🤖 AI Summary
This work addresses the computational and memory bottlenecks of Transformers in long-sequence modeling, which stem from the quadratic complexity of self-attention. To overcome this limitation, the authors propose RMAAT, a novel architecture inspired by astrocytic mechanisms in the brain. RMAAT integrates segment-wise recurrent processing, adaptive memory compression grounded in astrocyte-mediated short- and long-term plasticity, linear-complexity attention, and a custom backpropagation algorithm—astrocytic memory replay—that is tailored for recurrent structures. For the first time, astrocytic plasticity is formalized into an efficient memory and attention module. Evaluated on the Long Range Arena benchmark, RMAAT achieves competitive accuracy while substantially improving computational and memory efficiency compared to existing approaches.
📝 Abstract
The quadratic complexity of self-attention mechanism presents a significant impediment to applying Transformer models to long sequences.

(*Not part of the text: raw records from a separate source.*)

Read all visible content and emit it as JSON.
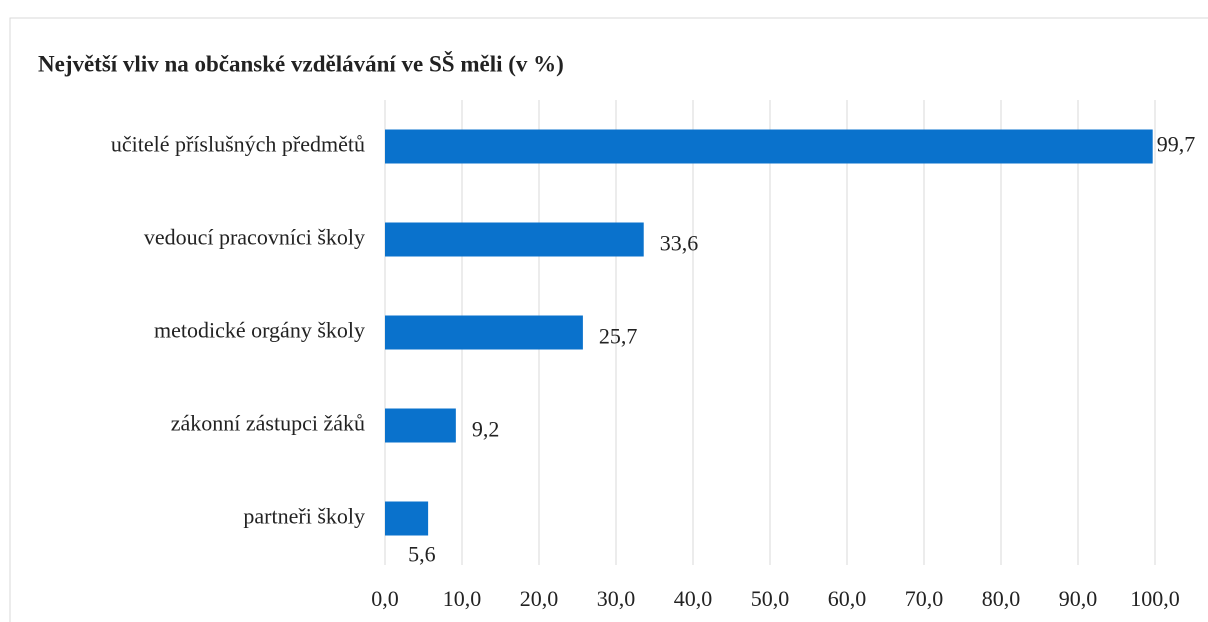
{
  "chart_data": {
    "type": "bar",
    "orientation": "horizontal",
    "title": "Největší vliv na občanské vzdělávání ve SŠ měli (v %)",
    "categories": [
      "učitelé příslušných předmětů",
      "vedoucí pracovníci školy",
      "metodické orgány školy",
      "zákonní zástupci žáků",
      "partneři školy"
    ],
    "values": [
      99.7,
      33.6,
      25.7,
      9.2,
      5.6
    ],
    "value_labels": [
      "99,7",
      "33,6",
      "25,7",
      "9,2",
      "5,6"
    ],
    "color": "#0a72cc",
    "xlim": [
      0,
      100
    ],
    "xticks": [
      {
        "value": 0,
        "label": "0,0"
      },
      {
        "value": 10,
        "label": "10,0"
      },
      {
        "value": 20,
        "label": "20,0"
      },
      {
        "value": 30,
        "label": "30,0"
      },
      {
        "value": 40,
        "label": "40,0"
      },
      {
        "value": 50,
        "label": "50,0"
      },
      {
        "value": 60,
        "label": "60,0"
      },
      {
        "value": 70,
        "label": "70,0"
      },
      {
        "value": 80,
        "label": "80,0"
      },
      {
        "value": 90,
        "label": "90,0"
      },
      {
        "value": 100,
        "label": "100,0"
      }
    ],
    "grid": true
  }
}
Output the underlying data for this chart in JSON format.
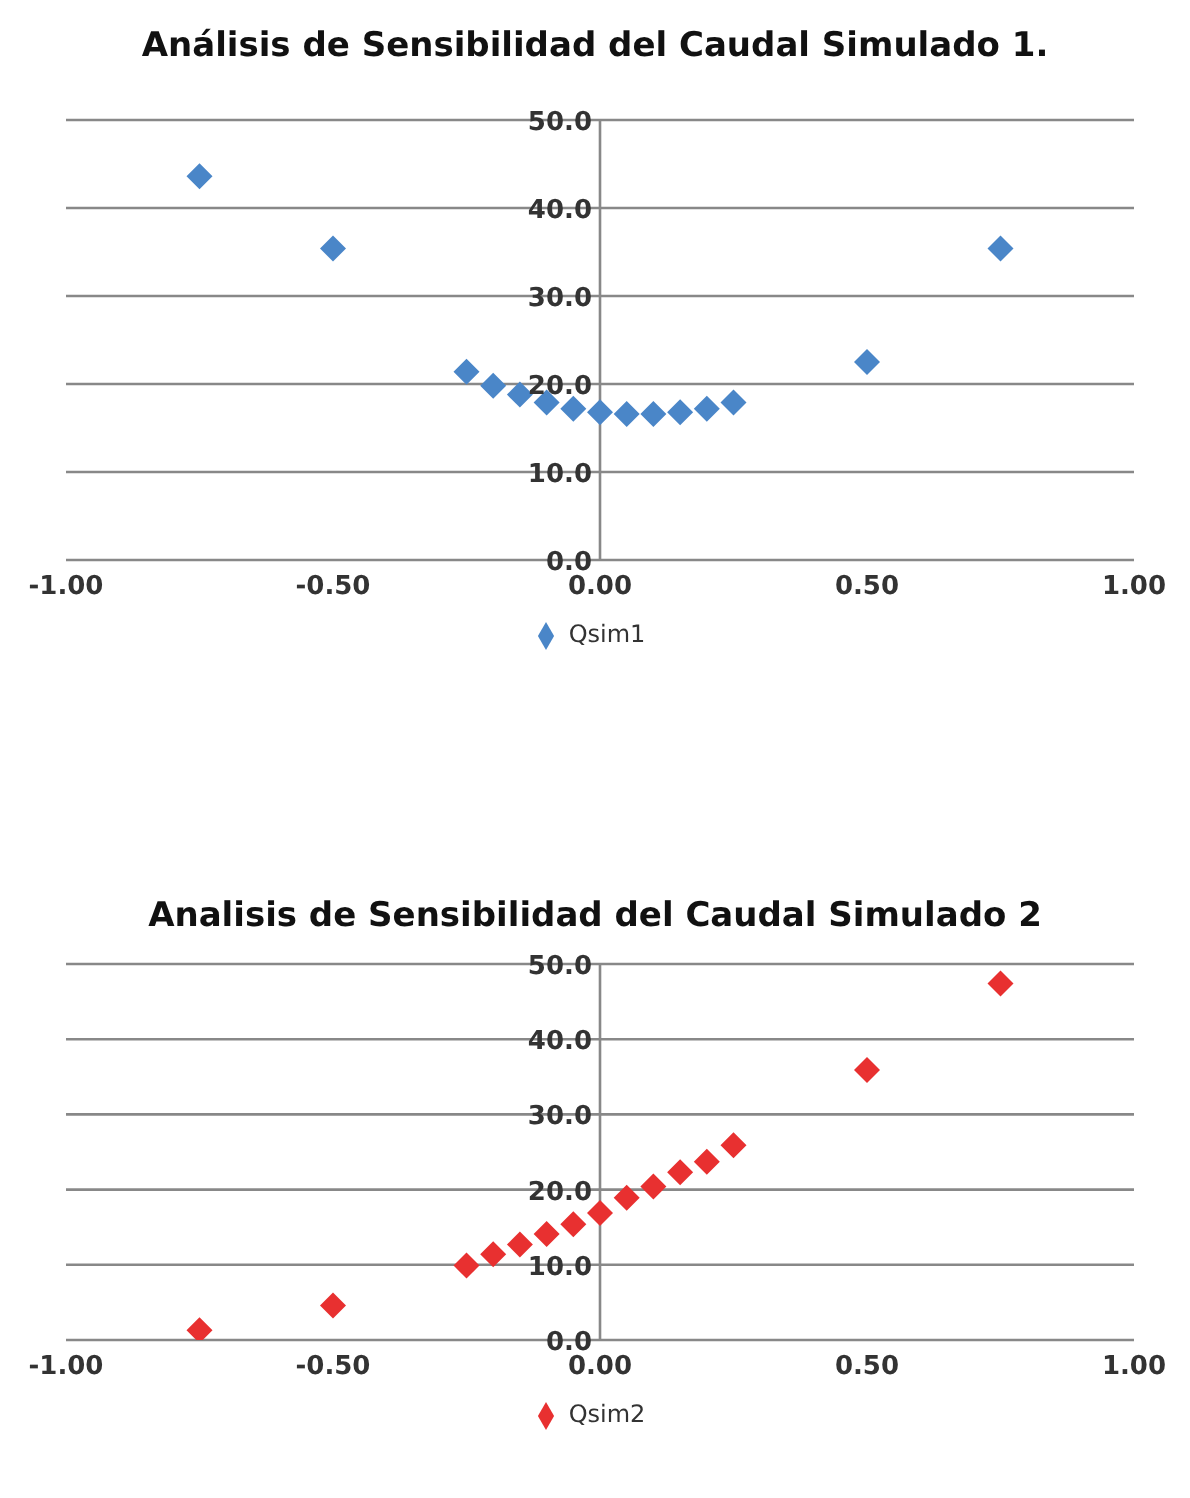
{
  "chart_data": [
    {
      "type": "scatter",
      "title": "Análisis de Sensibilidad del Caudal Simulado 1.",
      "x": [
        -0.75,
        -0.5,
        -0.25,
        -0.2,
        -0.15,
        -0.1,
        -0.05,
        0,
        0.05,
        0.1,
        0.15,
        0.2,
        0.25,
        0.5,
        0.75
      ],
      "series": [
        {
          "name": "Qsim1",
          "color": "#4a86c8",
          "values": [
            43.6,
            35.4,
            21.4,
            19.8,
            18.8,
            17.9,
            17.2,
            16.8,
            16.6,
            16.6,
            16.8,
            17.2,
            17.9,
            22.5,
            35.4
          ]
        }
      ],
      "xlim": [
        -1,
        1
      ],
      "xticks": [
        {
          "value": -1,
          "label": "-1.00"
        },
        {
          "value": -0.5,
          "label": "-0.50"
        },
        {
          "value": 0,
          "label": "0.00"
        },
        {
          "value": 0.5,
          "label": "0.50"
        },
        {
          "value": 1,
          "label": "1.00"
        }
      ],
      "ylim": [
        0,
        50
      ],
      "yticks": [
        {
          "value": 0,
          "label": "0.0"
        },
        {
          "value": 10,
          "label": "10.0"
        },
        {
          "value": 20,
          "label": "20.0"
        },
        {
          "value": 30,
          "label": "30.0"
        },
        {
          "value": 40,
          "label": "40.0"
        },
        {
          "value": 50,
          "label": "50.0"
        }
      ],
      "grid": "y",
      "legend": "bottom",
      "marker": "diamond"
    },
    {
      "type": "scatter",
      "title": "Analisis de Sensibilidad del Caudal Simulado 2",
      "x": [
        -0.75,
        -0.5,
        -0.25,
        -0.2,
        -0.15,
        -0.1,
        -0.05,
        0,
        0.05,
        0.1,
        0.15,
        0.2,
        0.25,
        0.5,
        0.75
      ],
      "series": [
        {
          "name": "Qsim2",
          "color": "#e83030",
          "values": [
            1.3,
            4.6,
            9.9,
            11.4,
            12.7,
            14.1,
            15.4,
            16.9,
            18.9,
            20.4,
            22.3,
            23.7,
            25.9,
            35.9,
            47.4
          ]
        }
      ],
      "xlim": [
        -1,
        1
      ],
      "xticks": [
        {
          "value": -1,
          "label": "-1.00"
        },
        {
          "value": -0.5,
          "label": "-0.50"
        },
        {
          "value": 0,
          "label": "0.00"
        },
        {
          "value": 0.5,
          "label": "0.50"
        },
        {
          "value": 1,
          "label": "1.00"
        }
      ],
      "ylim": [
        0,
        50
      ],
      "yticks": [
        {
          "value": 0,
          "label": "0.0"
        },
        {
          "value": 10,
          "label": "10.0"
        },
        {
          "value": 20,
          "label": "20.0"
        },
        {
          "value": 30,
          "label": "30.0"
        },
        {
          "value": 40,
          "label": "40.0"
        },
        {
          "value": 50,
          "label": "50.0"
        }
      ],
      "grid": "y",
      "legend": "bottom",
      "marker": "diamond"
    }
  ]
}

This work explores computational principles derived from astrocytes-glial cells critical for biological memory and synaptic modulation-as a complementary approach to conventional architectural modifications for efficient self-attention. We introduce the Recurrent Memory Augmented Astromorphic Transformer (RMAAT), an architecture integrating abstracted astrocyte functionalities. RMAAT employs a recurrent, segment-based processing strategy where persistent memory tokens propagate contextual information. An adaptive compression mechanism, governed by a novel retention factor derived from simulated astrocyte long-term plasticity (LTP), modulates these tokens. Attention within segments utilizes an efficient, linear-complexity mechanism inspired by astrocyte short-term plasticity (STP). Training is performed using Astrocytic Memory Replay Backpropagation (AMRB), a novel algorithm designed for memory efficiency in recurrent networks. Evaluations on the Long Range Arena (LRA) benchmark demonstrate RMAAT's competitive accuracy and substantial improvements in computational and memory efficiency, indicating the potential of incorporating astrocyte-inspired dynamics into scalable sequence models.